1864: Eveline Ostrander to Capt. Dwight Huntington Ostrander

Capt. Dwight Ostrander
Capt. Dwight H. Ostrander

This letter was written by Eveline (Hanks) Ostrander (1808-1888) the wife of John Ostrander (1804-1865). Eveline and John were married in 1829. John Ostrander was a lawyer, a merchant, and a hotel keeper in Kanona, a hamlet northwest of Bath Village in Steuben County, New York.

Eveline wrote the letter to her son, Dwight Huntington Ostrander (1836-18xx) who served in Company A, 108th Regiment, New York Volunteers during the Civil War. He rose to the rank of Captain. He was wounded several times: 1862, age 26, Antietam, MD; 1863, age 27, Chancellorsville, VA; 1864, age 28, Wilderness (Spotsylvania County VA); and 1864, age 28, Hatcher’s Run VA.

Long after the war, from his residence in Luling, Texas, Dwight H. Ostrander wrote the following autobiographical sketch:

I was born in the town of Bath, Steuben County, State of New York, on the 16th day of November 1838. Was raised partly on a farm and part of the time in a country store or at work in a law office. I enlisted in July 1862, in Company A, 108th Regiment, New York Volunteers (Captain H. B. Williams).

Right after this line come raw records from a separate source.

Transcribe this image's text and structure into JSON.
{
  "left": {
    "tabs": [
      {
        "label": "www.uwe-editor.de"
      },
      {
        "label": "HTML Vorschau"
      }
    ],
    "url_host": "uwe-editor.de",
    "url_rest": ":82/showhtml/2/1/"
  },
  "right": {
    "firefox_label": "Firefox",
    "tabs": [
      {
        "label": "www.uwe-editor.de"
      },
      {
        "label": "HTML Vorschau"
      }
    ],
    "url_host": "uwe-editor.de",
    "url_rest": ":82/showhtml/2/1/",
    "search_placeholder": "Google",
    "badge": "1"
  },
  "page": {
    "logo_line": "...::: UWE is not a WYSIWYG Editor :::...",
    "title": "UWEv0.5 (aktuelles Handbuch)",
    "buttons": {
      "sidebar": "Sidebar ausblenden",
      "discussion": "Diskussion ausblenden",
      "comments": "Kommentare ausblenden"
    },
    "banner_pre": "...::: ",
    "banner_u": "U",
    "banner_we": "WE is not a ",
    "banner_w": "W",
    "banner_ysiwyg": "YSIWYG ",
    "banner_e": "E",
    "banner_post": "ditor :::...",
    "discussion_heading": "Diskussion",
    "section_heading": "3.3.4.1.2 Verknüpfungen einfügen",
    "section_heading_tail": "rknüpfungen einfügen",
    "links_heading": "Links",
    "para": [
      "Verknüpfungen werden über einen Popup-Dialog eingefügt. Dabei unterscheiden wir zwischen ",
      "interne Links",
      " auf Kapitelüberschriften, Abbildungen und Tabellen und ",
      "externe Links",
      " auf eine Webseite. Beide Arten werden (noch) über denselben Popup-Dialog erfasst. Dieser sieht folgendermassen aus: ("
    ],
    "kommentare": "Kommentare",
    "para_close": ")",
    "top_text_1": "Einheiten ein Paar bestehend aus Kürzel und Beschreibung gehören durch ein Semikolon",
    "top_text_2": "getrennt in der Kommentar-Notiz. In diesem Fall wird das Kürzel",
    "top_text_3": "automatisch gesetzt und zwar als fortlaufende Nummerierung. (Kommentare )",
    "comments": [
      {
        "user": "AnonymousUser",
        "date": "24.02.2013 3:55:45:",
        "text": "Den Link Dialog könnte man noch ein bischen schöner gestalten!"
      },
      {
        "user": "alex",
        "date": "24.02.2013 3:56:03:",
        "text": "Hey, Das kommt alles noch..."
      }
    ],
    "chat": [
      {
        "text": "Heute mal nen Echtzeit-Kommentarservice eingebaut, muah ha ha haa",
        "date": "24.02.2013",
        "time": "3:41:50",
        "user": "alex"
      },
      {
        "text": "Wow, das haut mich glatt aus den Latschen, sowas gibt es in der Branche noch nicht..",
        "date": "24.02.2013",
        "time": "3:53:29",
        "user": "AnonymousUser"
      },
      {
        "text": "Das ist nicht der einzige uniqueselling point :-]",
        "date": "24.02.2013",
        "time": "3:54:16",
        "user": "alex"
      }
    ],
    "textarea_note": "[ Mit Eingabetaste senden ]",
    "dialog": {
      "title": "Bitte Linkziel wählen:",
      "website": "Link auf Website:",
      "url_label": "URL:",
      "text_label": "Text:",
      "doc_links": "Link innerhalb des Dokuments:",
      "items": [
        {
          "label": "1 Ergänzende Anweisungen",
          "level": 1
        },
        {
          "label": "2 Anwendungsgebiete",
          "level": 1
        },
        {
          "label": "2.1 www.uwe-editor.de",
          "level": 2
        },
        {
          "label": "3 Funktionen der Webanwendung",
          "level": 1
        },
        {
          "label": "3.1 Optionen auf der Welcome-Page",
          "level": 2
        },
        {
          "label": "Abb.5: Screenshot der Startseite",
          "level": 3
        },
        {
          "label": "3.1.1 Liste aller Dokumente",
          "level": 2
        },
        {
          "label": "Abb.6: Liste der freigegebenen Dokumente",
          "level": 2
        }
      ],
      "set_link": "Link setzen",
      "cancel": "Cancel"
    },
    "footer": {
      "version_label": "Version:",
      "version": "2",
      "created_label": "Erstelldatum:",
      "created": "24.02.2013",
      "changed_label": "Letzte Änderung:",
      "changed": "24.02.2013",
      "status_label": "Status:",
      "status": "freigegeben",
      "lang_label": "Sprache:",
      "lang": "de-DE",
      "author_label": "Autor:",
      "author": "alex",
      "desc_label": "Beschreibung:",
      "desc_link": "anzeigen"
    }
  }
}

Was all through the war and received a bad wound in the left arm. Since the war I resided in New York State till April, 1869. Went to St. Louis and resided there till February, 1874. Spent my time there as bookkeeper and correspondent for the firm of L. M. Rumsey & Co. Came to Texas in 1874, located at Galveston, and remained there six months; from thence to Austin, where I only remained a few weeks; thence to this place, then a new railroad town just springing up out of the prairie and post oak flats as if by magic. Here I have remained for nearly sixteen years in all kinds of business, sometimes in mercantile, sometimes buying cotton or speculating in the staple in some way…. Yours truly, — Dwight H. Ostrander, Late Captain, 108th NY Volunteers

Eveline mentions her other son, Edward E. Ostrander (1831-18xx) in this letter also. Edward was a private in Company A, 23rd New York Infantry. Edward was married to Fanny Gay.

TRANSCRIPTION

August 8th 1864
[Kanona, Steuben County, New York]

Dear Dwight,

Saturday evening John brought Lieut. [A. T.] Wells in about four o’clock. He also handed me your letter of July 31st just received.

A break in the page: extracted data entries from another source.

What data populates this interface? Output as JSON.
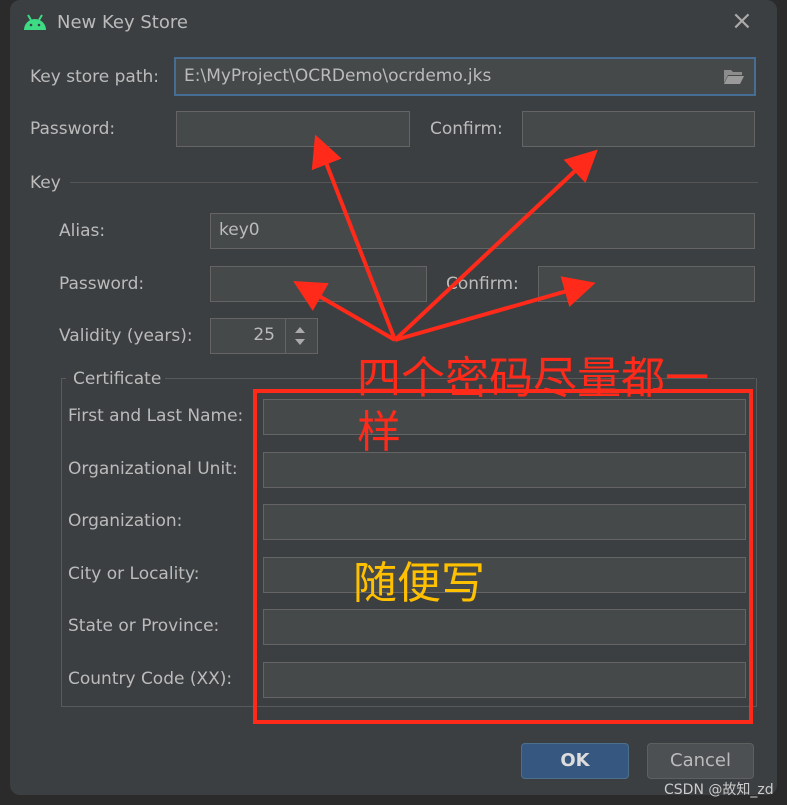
{
  "dialog": {
    "title": "New Key Store",
    "close": "×"
  },
  "keystore": {
    "path_label": "Key store path:",
    "path_value": "E:\\MyProject\\OCRDemo\\ocrdemo.jks",
    "password_label": "Password:",
    "confirm_label": "Confirm:"
  },
  "key": {
    "section": "Key",
    "alias_label": "Alias:",
    "alias_value": "key0",
    "password_label": "Password:",
    "confirm_label": "Confirm:",
    "validity_label": "Validity (years):",
    "validity_value": "25"
  },
  "certificate": {
    "section": "Certificate",
    "fields": [
      {
        "label": "First and Last Name:"
      },
      {
        "label": "Organizational Unit:"
      },
      {
        "label": "Organization:"
      },
      {
        "label": "City or Locality:"
      },
      {
        "label": "State or Province:"
      },
      {
        "label": "Country Code (XX):"
      }
    ]
  },
  "buttons": {
    "ok": "OK",
    "cancel": "Cancel"
  },
  "annotations": {
    "red_text": "四个密码尽量都一样",
    "yellow_text": "随便写",
    "red_color": "#ff2a1a",
    "yellow_color": "#ffc000"
  },
  "watermark": "CSDN @故知_zd"
}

Wells made a very short visit, had stopped at Bath with the 2 o’clock train, took a horse and carriage to come up, would leave to take the train at Bath at ½ past nine. I think him very pleasant and companionable. Was sorry he could not spend more time with us, though I did not feel the visit to be very agreeable to him. We were tired, had not much cooked. Nancy had been away two weeks (she came home last night). We were only keeping soul and body together until her visit was ended. I think I did not ask him to visit us on his return, don’t know as anybody thought of it, and last he would not take the trouble to call if he should be so happy as to be released. I wish you to request him to call without fail. He knows we would be happy to see him but perhaps he respects formalities too much. He said he should go to the Front if he could get there. Did not know whether he was in the service or not. I have no hope of his return if he can beheld. I do not wish any one obliged to stay there, but on your account, I am not anxious he should leave until you can come with him.

Edward’s last was dated July 25th. He was well. Had heard nothing of Clinton [Ostrander] or any of the boys since they were lost. Sarah received 2 letters from Matthews last week. Wells had not received your letter. Had been looking for one some day.

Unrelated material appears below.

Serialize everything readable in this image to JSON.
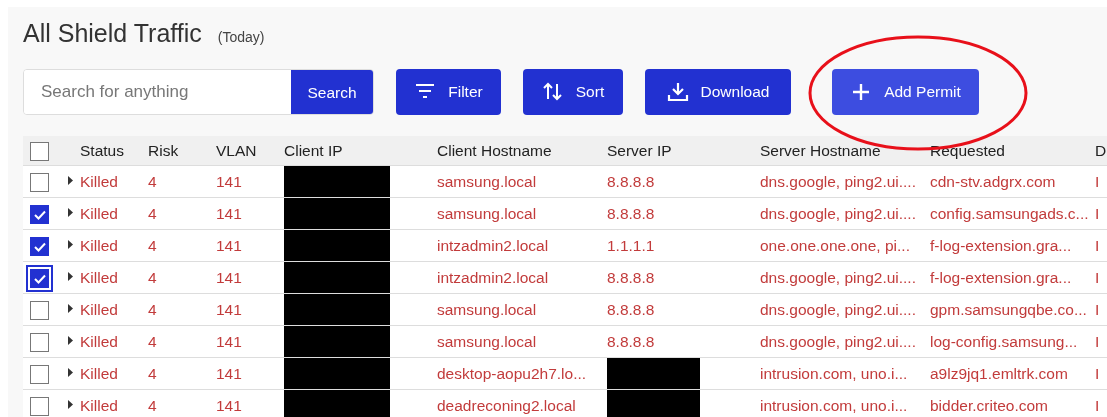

Saraett Palmer died last Wednesday morning after an illness of one week. Was buried Thursday afternoon. We could not go to the funeral. Near and his wife went.

Notice in Springfield Republican Paper of 1 September 1864.
Notice in Springfield Republican Paper of 1 September 1864.

It commenced raining here last week Sunday night and it has rained steadily until Thursday morning. It has revived the corn, potatoes, and whatever of vegetation is still alive. Truman Warner and Cousin Myra ¹ are at Hornellsville. He was elected State Senator in Arkansas, is here on business, returns to Arkansas in 2 or 3 weeks. Myra will stay till October. John McAlmont’s daughter Myra is spending a few weeks also. We expect her to visit us this week in company with a gentleman friend of hers who lost an arm in the Rebel Service at the Battle of Helena, Arkansas. ² They are both attending school in Philadelphia. Her father brought her there in ___ for 2 years. Aunt Samantha died in February, I believe.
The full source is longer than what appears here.